I didn't expect to rate this book as one of the best... I didn't realize how truly great a novel it was until about halfway through. There was a scene of sudden violence. I had grown so used to the serene mood up until that point that I reacted like... well just like I had witnessed a scene of sudden violence. My favorite Barista came to my table and asked me something, and I completely blew her off to the point where I think I offended her. I would never normally blow off my favorite Barista, but I had to... I was in shock. It wasn't until then that I reflected and realized that I had been enjoying some brilliant writing. Carson is excellent at setting scenes up to make you react the way she wants you to.
Here's another example - All four of Singer's frequent visitors arrive at once, all expecting his undivided attention. I've been in that position, both as the visitor and the visited. And our author has set us up throughout the book so that when this scene happens we empathize and feel the awkwardness from every one of the five points of view at once.

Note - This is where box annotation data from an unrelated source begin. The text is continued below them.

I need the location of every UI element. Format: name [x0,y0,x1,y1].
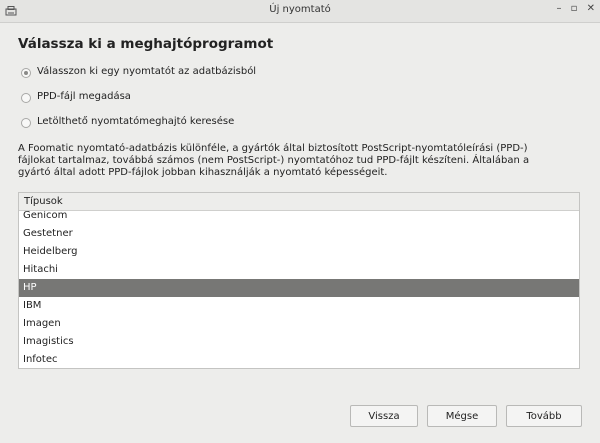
window-controls: – ▫ ✕ [550,3,595,14]
option-label: Letölthető nyomtatómeghajtó keresése [37,116,235,127]
list-item[interactable]: Gestetner [19,225,579,243]
description-text: A Foomatic nyomtató-adatbázis különféle,… [18,143,584,179]
radio-button[interactable] [21,93,31,103]
list-rows: Genicom Gestetner Heidelberg Hitachi HP … [19,207,579,368]
list-item[interactable]: Imagistics [19,333,579,351]
list-item[interactable]: Imagen [19,315,579,333]
next-button[interactable]: Tovább [506,405,582,427]
column-header-label: Típusok [24,196,63,207]
page-title: Válassza ki a meghajtóprogramot [18,36,274,52]
column-header[interactable]: Típusok [19,193,579,211]
option-label: Válasszon ki egy nyomtatót az adatbázisb… [37,66,257,77]
cancel-button[interactable]: Mégse [427,405,497,427]
window-title: Új nyomtató [269,4,331,15]
minimize-icon[interactable]: – [556,3,561,14]
radio-button[interactable] [21,68,31,78]
description-line: A Foomatic nyomtató-adatbázis különféle,… [18,143,528,154]
list-item-selected[interactable]: HP [19,279,579,297]
list-item[interactable]: Infotec [19,351,579,368]
radio-button[interactable] [21,118,31,128]
close-icon[interactable]: ✕ [587,3,595,14]
back-button[interactable]: Vissza [350,405,418,427]
list-item[interactable]: Heidelberg [19,243,579,261]
option-label: PPD-fájl megadása [37,91,131,102]
description-line: fájlokat tartalmaz, továbbá számos (nem … [18,155,530,166]
manufacturer-list[interactable]: Genicom Gestetner Heidelberg Hitachi HP … [18,192,580,369]
list-item[interactable]: Hitachi [19,261,579,279]
maximize-icon[interactable]: ▫ [571,3,578,14]
list-item[interactable]: IBM [19,297,579,315]
description-line: gyártó által adott PPD-fájlok jobban kih… [18,167,388,178]
title-bar: Új nyomtató – ▫ ✕ [0,0,600,23]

Charles - how about that Spiros Antonapoulos! Carson McCullers had Singer as this Tabula Rasa that everyone projects onto... and she gave him his OWN meta-Singer. The relationship between Singer and Antonapoulos was so thought-provoking that I'm still turning it over in my mind. How many times did YOU reread that letter that Singer wrote to his illiterate friend?
Once I went on a Winter first-date that wound up naked in an outdoor hot-tub. I was able to think, "This is one of the greatest moments I've ever experienced." It was an easy-call to make. A no-brainer. This book was not like that. But there was a particular afternoon when I was walking home from classes and my friend Ed was hiding behind a post next to the theater showing Back to the Future which I hadn't wanted to see but he sprang out with my ticket in his hand and pulled me and I was sitting in the dark before I had time to know what was going on. It took me several years to realize that it was one of the best times I ever had.
You were right about this one, Charles. Thank you for your email.
P.S. If some of your friends want to order from Amaz*n.com, make sure to tell them not to read the review, for it gives the ending away.